Right now Cabot says: “Investors who have a road map they can rely on remain calm. They know that after a powerful three-month run, the market had become overextended and needed a rest, and now they’re watching the behavior of that correction on a daily basis to ensure that it remains a ‘normal’ correction. ... Above all, they’re watching their individual stocks very carefully, alert to both breakdowns and buying opportunities.”

The reason for Cabot’s overall bullishness: Its long-, medium- and short-term technical indicators remain positive. The first two are moving-average systems. The short-term measure, which Cabot calls its “Two-Second Indicator,” looks at the number of New York Stock Exchange stocks hitting new lows. Surprisingly, there have been fewer than 10 new lows in the past 24 days.

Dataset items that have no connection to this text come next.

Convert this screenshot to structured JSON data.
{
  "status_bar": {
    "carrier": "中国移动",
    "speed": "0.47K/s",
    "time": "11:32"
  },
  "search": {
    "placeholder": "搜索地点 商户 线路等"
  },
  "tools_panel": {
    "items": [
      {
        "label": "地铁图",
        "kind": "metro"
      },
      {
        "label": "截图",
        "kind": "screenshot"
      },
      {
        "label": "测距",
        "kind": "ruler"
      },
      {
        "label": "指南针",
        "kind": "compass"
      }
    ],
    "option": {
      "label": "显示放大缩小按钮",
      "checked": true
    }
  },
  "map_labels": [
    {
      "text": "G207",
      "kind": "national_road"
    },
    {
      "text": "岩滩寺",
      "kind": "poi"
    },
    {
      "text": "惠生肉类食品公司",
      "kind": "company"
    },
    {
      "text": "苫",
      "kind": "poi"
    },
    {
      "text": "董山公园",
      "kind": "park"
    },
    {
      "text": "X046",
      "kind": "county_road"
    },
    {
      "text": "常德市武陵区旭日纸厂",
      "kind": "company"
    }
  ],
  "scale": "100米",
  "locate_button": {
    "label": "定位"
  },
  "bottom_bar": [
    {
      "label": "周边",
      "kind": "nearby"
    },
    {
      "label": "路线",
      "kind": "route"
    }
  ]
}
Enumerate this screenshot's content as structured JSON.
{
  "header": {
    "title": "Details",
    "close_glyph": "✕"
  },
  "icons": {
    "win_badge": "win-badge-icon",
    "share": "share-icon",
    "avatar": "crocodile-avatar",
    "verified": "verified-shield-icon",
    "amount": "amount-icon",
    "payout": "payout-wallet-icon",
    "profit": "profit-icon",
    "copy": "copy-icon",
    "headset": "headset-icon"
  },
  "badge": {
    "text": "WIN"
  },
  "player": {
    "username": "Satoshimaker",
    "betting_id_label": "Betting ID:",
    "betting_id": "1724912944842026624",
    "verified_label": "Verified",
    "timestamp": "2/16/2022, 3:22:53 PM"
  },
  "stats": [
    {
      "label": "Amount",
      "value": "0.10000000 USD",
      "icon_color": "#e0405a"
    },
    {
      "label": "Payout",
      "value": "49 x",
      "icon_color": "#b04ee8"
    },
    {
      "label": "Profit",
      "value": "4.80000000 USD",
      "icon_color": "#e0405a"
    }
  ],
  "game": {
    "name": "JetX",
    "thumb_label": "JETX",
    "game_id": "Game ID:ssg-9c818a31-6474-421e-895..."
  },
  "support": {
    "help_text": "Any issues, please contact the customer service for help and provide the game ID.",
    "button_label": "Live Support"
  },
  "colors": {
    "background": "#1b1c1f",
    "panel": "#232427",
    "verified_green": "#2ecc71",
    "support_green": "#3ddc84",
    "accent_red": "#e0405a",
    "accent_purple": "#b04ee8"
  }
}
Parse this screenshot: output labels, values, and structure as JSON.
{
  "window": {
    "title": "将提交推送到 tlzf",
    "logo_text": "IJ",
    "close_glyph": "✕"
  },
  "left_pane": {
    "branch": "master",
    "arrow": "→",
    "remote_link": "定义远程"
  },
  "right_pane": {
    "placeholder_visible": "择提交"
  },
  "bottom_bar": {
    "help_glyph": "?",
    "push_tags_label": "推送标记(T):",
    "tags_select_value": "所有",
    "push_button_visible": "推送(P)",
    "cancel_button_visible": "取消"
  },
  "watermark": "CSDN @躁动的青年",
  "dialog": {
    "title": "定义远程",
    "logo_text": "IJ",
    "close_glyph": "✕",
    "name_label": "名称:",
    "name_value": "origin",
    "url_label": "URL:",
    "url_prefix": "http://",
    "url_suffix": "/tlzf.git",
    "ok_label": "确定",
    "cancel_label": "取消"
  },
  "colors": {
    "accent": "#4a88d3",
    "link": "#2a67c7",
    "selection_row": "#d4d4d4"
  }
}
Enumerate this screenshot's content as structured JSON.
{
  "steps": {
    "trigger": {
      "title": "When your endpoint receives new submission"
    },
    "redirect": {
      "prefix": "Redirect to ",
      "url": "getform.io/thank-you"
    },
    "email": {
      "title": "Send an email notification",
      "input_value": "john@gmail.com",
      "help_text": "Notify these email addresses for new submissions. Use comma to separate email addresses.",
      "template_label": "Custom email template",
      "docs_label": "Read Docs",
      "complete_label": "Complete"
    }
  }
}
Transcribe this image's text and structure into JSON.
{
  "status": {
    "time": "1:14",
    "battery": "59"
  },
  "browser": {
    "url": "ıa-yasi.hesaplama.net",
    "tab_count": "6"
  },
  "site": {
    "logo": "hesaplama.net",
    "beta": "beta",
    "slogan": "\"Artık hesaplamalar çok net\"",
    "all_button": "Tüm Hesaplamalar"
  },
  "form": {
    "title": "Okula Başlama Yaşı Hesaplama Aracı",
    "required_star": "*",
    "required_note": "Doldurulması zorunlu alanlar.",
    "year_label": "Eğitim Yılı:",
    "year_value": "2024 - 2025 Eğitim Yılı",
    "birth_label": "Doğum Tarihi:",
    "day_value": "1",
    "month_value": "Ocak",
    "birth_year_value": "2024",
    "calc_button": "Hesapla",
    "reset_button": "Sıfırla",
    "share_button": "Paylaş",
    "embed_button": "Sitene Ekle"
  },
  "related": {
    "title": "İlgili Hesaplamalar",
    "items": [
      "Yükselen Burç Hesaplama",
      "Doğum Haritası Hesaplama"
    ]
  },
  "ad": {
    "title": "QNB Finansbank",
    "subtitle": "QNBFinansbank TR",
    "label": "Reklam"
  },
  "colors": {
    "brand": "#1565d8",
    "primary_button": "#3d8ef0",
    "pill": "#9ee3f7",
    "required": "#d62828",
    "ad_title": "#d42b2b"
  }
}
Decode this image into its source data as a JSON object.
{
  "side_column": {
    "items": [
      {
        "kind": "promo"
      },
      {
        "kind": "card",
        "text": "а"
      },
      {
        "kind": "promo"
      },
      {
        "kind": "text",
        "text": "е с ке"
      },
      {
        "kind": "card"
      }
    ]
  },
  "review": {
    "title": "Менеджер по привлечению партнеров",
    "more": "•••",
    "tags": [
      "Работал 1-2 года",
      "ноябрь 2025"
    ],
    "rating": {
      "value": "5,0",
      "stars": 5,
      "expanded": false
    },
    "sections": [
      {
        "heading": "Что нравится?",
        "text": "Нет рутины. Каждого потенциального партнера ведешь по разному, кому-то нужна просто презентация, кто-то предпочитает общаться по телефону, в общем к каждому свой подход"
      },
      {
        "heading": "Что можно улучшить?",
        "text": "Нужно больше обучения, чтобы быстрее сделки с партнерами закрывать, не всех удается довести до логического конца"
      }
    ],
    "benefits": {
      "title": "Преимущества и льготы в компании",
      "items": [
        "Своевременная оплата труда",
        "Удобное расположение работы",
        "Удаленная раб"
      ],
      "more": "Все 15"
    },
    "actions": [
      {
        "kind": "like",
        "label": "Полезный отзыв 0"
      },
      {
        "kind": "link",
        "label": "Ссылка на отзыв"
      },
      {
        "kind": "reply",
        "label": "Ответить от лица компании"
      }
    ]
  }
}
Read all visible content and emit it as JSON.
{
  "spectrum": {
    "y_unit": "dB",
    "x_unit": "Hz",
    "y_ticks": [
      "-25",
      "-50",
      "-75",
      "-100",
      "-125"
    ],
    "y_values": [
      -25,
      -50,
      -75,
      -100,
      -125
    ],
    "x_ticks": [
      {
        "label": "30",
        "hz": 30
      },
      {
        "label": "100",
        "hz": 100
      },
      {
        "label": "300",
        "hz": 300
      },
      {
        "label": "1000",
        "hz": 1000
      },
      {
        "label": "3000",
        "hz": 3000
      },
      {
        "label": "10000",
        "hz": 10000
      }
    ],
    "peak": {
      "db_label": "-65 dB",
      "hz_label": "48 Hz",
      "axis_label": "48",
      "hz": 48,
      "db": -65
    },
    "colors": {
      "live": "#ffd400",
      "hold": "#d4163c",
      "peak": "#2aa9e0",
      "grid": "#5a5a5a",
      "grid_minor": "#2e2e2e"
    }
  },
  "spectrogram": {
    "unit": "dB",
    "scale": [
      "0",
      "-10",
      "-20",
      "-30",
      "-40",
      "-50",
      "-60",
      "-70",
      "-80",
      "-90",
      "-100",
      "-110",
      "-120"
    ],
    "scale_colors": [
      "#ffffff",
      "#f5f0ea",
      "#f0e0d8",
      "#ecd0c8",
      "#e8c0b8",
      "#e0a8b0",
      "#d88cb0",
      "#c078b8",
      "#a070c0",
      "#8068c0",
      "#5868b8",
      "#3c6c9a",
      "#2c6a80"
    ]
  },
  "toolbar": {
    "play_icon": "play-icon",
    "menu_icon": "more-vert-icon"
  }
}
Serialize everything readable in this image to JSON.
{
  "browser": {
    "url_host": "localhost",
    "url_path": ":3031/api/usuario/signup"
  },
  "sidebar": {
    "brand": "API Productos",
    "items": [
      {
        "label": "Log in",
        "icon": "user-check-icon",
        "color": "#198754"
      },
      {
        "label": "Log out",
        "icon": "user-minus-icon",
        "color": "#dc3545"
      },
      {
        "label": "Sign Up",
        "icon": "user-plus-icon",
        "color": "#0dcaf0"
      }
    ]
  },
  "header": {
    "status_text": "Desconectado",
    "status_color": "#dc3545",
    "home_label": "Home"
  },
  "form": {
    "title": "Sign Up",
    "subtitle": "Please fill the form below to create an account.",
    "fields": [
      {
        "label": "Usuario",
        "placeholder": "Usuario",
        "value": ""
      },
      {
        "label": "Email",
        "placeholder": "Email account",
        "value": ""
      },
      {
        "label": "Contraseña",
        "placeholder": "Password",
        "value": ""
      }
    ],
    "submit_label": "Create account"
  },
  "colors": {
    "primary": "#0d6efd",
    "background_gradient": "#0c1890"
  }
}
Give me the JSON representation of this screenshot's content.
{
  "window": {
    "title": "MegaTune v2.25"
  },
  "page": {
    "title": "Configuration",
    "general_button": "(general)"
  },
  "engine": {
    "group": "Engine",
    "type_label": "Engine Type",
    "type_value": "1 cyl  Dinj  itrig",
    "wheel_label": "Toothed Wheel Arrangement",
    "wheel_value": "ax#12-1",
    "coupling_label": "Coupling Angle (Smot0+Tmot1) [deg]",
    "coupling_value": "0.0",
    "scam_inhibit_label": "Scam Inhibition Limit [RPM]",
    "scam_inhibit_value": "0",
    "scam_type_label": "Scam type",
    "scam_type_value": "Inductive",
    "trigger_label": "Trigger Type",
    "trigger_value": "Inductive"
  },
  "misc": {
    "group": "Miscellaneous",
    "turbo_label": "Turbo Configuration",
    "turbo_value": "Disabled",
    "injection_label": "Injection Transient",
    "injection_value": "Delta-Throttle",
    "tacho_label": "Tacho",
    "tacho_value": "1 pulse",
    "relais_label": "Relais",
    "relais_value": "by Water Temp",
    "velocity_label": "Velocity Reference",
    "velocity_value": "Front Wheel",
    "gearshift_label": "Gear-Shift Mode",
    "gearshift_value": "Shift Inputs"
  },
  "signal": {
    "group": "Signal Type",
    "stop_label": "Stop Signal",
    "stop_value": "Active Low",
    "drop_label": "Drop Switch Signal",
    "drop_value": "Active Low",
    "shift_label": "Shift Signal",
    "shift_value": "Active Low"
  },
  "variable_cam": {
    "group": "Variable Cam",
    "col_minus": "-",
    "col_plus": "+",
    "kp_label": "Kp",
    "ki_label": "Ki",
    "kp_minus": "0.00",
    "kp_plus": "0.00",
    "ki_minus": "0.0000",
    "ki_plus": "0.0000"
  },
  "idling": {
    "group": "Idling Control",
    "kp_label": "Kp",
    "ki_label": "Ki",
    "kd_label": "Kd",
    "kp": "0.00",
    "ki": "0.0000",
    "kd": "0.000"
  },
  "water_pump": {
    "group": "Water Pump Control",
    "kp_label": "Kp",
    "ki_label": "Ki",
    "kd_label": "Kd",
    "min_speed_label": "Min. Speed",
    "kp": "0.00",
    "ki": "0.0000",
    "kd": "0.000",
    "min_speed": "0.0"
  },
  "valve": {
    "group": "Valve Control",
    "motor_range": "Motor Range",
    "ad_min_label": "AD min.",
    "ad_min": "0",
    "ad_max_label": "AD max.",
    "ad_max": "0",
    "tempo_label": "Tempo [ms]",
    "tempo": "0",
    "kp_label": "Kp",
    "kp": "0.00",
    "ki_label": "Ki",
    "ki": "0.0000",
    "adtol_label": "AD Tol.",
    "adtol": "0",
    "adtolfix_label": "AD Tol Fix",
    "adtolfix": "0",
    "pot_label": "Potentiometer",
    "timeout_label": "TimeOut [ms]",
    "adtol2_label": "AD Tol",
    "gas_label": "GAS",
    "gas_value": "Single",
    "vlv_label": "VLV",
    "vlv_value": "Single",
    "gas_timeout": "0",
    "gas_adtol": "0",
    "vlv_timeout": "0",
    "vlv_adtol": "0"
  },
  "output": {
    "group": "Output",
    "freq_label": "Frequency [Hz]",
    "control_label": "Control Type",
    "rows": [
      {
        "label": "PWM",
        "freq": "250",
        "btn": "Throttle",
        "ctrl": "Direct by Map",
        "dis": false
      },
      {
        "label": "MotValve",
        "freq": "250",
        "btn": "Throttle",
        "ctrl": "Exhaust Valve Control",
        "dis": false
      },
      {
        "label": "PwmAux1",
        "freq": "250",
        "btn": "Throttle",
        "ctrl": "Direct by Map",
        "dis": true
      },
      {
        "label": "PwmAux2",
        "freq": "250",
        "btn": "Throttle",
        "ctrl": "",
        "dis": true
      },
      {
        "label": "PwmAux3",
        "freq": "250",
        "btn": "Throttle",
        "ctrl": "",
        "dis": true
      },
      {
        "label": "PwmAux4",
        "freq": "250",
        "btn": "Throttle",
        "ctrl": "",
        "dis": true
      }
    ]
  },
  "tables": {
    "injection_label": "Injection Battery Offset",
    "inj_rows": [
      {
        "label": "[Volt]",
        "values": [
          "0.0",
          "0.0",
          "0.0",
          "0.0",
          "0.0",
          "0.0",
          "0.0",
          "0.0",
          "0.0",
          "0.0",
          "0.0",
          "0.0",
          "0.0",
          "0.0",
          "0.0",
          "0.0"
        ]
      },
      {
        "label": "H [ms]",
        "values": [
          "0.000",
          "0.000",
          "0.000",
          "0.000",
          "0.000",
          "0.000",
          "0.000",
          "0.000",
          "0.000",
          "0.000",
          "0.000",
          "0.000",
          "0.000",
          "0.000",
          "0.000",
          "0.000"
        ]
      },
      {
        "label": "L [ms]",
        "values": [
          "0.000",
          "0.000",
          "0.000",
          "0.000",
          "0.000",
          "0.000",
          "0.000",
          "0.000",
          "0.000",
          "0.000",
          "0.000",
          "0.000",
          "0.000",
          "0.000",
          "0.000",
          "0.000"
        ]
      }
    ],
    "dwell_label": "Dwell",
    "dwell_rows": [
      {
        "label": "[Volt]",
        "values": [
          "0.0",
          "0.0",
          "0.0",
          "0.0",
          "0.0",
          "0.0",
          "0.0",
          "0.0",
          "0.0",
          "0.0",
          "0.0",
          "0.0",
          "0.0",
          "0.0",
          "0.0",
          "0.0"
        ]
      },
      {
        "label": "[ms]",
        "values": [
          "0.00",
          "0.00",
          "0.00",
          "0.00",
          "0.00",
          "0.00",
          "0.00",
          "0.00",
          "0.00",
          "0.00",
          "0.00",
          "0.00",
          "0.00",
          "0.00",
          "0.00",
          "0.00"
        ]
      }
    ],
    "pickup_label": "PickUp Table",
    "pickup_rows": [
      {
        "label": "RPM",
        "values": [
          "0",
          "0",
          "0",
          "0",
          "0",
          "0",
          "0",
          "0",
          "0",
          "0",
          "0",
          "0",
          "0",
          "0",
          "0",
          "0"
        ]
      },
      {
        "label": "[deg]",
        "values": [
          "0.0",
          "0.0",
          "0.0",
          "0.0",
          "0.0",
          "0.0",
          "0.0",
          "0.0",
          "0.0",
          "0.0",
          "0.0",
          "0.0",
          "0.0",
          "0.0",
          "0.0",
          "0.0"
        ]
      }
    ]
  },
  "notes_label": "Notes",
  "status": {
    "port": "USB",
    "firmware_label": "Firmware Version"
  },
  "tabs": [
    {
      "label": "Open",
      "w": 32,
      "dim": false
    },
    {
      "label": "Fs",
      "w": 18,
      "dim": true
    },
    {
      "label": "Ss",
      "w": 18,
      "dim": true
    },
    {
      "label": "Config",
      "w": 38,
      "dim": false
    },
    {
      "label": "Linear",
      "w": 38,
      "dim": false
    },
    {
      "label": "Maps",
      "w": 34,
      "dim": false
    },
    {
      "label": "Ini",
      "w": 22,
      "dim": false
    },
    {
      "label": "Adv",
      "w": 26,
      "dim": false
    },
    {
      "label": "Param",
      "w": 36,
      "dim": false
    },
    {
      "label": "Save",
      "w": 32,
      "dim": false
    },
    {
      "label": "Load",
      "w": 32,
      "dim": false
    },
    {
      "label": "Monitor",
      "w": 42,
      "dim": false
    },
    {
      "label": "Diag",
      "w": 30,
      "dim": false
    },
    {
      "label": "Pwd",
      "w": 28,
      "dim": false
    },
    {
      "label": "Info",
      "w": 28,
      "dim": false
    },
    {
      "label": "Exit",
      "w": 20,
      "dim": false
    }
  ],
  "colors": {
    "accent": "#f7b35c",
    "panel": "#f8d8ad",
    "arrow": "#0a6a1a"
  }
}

Cabot concludes: “An amazing show of strength and resilience by the broad market. While leading stocks have certainly taken hits, it’s difficult to conclude that the sellers are truly taking control of the market when so few stocks are hitting new lows.”

Cabot is currently 62.9% invested. Recently, it has a couple of stocks that haven’t conformed to its disciplined system—stocks are sold if they lose more than 15%-20%—and bought a couple of positions.

I won’t reveal all of these because subscribers deserve first crack, but one certainly has enough float not to be sensitive: ProShares Ultra S&P500 ETF (SSO)—a bold, double-leveraged play on the stock market.

Previously bought into Cabot’s model portfolio: Changyou Com Ltd, (CYOU), Green Mountain Coffee Roasters Inc. (GMCR), Jefferies Group Inc. (JEF) and Netease.com Inc. (NTES).